The report underlined in the summary that "restrictions on freedoms of assembly, association, and expression prior to the May presidential and parliamentary elections were a significant development during the year that negatively affected the state of human rights in Turkey. Organization for Security and Cooperation in Europe observers reported citizens were able to express their right to vote freely among genuine political alternatives but expressed concerns regarding media bias and restrictions on freedoms of assembly, association, and expression, which created an uneven playing field and contributed to an unfair advantage for the incumbent."
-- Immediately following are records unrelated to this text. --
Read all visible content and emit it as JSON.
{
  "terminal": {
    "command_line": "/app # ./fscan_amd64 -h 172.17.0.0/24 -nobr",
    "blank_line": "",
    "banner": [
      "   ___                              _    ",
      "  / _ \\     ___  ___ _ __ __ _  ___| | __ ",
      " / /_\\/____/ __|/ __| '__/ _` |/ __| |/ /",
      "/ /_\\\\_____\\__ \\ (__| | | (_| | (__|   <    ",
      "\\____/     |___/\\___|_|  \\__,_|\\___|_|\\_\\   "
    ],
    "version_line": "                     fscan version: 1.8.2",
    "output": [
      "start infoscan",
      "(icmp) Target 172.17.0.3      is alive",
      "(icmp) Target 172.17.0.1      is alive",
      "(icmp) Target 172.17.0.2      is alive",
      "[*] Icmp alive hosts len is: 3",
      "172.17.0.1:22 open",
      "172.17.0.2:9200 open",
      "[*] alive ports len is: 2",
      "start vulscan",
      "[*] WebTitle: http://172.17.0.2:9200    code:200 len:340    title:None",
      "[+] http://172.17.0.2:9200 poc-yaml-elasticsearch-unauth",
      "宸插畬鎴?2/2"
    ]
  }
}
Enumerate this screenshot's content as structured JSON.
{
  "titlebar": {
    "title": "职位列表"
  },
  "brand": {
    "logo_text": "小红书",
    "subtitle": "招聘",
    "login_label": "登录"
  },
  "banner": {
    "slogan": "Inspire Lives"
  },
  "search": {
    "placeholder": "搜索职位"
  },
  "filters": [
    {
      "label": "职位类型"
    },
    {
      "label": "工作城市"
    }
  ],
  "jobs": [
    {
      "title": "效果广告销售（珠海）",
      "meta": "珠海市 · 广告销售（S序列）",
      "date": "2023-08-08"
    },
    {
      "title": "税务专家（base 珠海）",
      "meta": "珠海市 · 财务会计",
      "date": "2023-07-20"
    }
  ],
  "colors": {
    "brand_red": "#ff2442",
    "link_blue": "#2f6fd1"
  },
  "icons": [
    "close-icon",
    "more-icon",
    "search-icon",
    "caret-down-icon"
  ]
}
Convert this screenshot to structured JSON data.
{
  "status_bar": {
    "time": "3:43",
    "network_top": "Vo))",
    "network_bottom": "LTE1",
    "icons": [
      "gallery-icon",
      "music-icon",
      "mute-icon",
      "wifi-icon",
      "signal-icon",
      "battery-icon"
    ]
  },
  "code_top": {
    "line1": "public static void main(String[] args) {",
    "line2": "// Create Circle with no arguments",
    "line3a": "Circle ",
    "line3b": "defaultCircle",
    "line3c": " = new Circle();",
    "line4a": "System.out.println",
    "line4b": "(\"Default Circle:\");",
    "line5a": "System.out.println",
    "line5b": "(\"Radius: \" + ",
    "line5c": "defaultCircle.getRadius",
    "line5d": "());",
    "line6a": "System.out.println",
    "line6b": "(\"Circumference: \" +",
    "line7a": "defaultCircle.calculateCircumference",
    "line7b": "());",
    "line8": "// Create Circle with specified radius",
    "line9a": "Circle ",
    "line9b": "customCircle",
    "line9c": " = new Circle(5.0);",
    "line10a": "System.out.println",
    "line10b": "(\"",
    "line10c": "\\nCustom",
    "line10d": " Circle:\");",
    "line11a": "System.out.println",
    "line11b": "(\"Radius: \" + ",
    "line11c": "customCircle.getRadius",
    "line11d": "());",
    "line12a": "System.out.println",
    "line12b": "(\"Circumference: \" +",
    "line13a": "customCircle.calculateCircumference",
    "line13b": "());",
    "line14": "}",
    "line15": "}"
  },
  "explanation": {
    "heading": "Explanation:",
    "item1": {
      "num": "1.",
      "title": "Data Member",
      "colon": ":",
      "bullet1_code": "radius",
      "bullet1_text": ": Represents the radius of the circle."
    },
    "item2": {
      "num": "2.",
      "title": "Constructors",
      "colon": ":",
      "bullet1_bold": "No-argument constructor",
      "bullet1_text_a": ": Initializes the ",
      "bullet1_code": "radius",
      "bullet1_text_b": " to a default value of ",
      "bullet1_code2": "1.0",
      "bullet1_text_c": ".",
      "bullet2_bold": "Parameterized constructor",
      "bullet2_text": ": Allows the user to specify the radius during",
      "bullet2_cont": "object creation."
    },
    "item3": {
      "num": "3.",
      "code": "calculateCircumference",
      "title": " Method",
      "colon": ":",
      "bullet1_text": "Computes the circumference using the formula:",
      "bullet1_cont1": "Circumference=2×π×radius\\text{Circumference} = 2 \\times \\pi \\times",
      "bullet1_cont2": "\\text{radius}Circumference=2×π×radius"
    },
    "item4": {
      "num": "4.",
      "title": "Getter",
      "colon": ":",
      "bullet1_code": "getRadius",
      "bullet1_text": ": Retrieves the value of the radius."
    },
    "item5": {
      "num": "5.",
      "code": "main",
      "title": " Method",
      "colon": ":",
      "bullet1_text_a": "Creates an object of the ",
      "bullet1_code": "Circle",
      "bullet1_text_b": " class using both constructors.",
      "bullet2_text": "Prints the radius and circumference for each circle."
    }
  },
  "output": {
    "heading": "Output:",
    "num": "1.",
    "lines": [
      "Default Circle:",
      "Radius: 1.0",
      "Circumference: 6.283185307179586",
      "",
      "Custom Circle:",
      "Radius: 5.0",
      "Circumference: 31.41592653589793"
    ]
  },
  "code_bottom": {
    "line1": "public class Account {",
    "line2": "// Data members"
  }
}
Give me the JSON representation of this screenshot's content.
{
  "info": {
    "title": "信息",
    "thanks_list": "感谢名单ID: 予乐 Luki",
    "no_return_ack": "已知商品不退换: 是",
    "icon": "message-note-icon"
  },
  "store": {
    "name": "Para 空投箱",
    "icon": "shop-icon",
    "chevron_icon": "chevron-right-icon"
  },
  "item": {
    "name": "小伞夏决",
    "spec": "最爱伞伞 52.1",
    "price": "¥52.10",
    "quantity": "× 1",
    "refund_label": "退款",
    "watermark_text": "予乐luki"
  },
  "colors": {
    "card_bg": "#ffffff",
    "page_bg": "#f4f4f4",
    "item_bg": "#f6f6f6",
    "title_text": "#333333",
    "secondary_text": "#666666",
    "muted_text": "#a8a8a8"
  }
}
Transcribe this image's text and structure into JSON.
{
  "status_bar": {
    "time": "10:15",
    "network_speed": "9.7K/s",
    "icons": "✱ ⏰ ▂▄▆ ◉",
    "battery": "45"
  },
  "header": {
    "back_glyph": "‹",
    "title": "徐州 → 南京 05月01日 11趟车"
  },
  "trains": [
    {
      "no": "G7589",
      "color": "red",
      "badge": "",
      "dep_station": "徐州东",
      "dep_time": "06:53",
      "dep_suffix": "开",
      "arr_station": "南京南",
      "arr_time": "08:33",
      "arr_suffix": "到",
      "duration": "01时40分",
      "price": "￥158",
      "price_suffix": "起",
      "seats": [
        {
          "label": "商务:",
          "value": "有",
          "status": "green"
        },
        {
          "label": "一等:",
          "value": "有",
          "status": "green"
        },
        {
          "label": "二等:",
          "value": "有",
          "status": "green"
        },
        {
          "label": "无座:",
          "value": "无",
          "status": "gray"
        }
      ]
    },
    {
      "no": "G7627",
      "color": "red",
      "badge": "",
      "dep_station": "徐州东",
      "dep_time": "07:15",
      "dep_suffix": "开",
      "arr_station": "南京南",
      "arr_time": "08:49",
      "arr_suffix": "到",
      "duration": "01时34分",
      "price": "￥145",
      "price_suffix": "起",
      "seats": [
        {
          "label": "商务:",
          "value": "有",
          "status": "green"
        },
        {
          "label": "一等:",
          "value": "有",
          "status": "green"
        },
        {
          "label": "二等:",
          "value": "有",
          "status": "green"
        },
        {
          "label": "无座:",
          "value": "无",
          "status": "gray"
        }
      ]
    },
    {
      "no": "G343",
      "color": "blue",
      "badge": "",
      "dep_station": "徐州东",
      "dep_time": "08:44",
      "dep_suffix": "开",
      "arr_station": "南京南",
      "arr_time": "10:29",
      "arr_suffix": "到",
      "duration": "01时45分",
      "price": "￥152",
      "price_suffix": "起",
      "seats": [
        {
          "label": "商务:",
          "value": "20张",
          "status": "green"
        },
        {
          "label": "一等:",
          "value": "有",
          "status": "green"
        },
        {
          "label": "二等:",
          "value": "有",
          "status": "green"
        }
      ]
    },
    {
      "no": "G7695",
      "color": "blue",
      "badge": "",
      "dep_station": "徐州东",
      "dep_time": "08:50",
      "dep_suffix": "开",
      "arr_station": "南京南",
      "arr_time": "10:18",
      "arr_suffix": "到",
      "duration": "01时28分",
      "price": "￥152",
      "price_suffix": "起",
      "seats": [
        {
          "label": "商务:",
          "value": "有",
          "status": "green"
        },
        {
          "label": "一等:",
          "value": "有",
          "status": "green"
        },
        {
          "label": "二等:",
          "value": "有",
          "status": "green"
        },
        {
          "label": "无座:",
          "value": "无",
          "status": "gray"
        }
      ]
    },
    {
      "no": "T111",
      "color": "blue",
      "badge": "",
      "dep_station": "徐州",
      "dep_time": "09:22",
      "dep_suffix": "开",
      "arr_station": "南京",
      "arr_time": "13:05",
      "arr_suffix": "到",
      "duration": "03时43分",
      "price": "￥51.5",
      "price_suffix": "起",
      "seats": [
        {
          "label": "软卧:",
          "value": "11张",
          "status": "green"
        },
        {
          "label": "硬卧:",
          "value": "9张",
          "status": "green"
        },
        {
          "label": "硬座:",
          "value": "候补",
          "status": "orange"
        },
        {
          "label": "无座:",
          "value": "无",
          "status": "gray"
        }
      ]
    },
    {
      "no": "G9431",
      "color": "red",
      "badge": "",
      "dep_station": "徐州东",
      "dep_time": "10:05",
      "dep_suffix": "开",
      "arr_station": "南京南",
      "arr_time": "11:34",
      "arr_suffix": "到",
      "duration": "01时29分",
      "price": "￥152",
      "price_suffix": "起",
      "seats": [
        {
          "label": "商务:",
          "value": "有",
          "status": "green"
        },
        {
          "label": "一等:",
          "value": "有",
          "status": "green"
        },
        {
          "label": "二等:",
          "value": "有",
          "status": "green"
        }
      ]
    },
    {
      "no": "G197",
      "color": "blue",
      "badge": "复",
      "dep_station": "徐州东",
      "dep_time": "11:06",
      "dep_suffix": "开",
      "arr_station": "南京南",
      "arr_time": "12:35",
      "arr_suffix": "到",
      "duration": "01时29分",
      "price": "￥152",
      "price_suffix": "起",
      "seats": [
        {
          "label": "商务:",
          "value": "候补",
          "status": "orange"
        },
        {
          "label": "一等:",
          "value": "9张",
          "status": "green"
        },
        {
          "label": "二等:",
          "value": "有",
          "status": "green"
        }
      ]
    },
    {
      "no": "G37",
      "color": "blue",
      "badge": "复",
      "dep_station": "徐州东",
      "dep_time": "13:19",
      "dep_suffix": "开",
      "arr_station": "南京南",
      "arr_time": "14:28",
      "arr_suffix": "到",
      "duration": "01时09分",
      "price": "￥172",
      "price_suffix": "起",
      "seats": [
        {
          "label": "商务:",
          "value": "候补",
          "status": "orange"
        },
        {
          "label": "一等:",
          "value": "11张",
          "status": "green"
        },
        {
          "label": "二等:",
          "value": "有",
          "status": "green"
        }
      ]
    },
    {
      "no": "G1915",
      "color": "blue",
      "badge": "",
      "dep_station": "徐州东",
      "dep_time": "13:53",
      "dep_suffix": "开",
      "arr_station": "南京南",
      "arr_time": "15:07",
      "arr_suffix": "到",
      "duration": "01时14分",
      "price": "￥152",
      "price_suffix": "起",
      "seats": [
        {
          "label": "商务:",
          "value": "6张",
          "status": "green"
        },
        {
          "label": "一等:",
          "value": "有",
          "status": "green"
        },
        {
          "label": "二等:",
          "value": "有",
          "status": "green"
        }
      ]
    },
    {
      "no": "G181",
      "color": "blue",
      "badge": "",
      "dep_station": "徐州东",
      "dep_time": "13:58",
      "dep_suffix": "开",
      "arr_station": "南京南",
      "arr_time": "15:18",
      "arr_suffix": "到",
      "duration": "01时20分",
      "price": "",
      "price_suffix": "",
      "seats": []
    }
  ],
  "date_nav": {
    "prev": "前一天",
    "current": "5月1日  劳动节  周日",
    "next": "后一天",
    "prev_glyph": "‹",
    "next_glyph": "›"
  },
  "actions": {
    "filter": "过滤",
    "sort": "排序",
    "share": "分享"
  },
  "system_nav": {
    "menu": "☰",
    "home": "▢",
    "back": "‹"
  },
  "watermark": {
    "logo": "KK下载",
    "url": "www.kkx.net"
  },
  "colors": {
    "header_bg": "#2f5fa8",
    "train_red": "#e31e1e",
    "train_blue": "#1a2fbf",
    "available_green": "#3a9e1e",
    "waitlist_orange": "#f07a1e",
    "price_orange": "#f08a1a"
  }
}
Significant human rights issues included credible reports of:

"enforced disappearance; torture or cruel, inhuman, or degrading treatment or punishment by the government or on behalf of the government;

arbitrary arrest or detention; serious problems with the independence of the judiciary; political prisoners or detainees;

transnational repression against individuals in another country;

serious restrictions on freedom of expression and media freedom, including violence and threats of violence against journalists, unjustified arrests or prosecution of journalists, censorship, or enforcement or of threat to enforce criminal libel laws to limit expression; serious restrictions on internet freedom;

substantial interference with the freedom of peaceful assembly and freedom of association, including overly restrictive laws on the organization, funding, or operation of nongovernmental and civil society organizations;

restrictions on freedom of movement and residence within the territory of a state and on the right to leave the country;

refoulement of refugees to a country where they would face torture or persecution, including serious harms such as a threat to life or freedom or other mistreatment that would constitute a separate human rights abuse;

serious government restrictions on or harassment of domestic and international human rights organizations;

extensive gender-based violence, including domestic or intimate partner violence, sexual violence, workplace violence, child, early, and forced marriage, female genital mutilation/cutting, femicide, and other forms of such violence;

crimes involving violence or threats of violence targeting members of national/racial/ethnic groups such as refugees and Kurdish minorities;

and crimes involving violence or threats of violence targeting lesbian, gay, bisexual, transgender, queer, or intersex persons."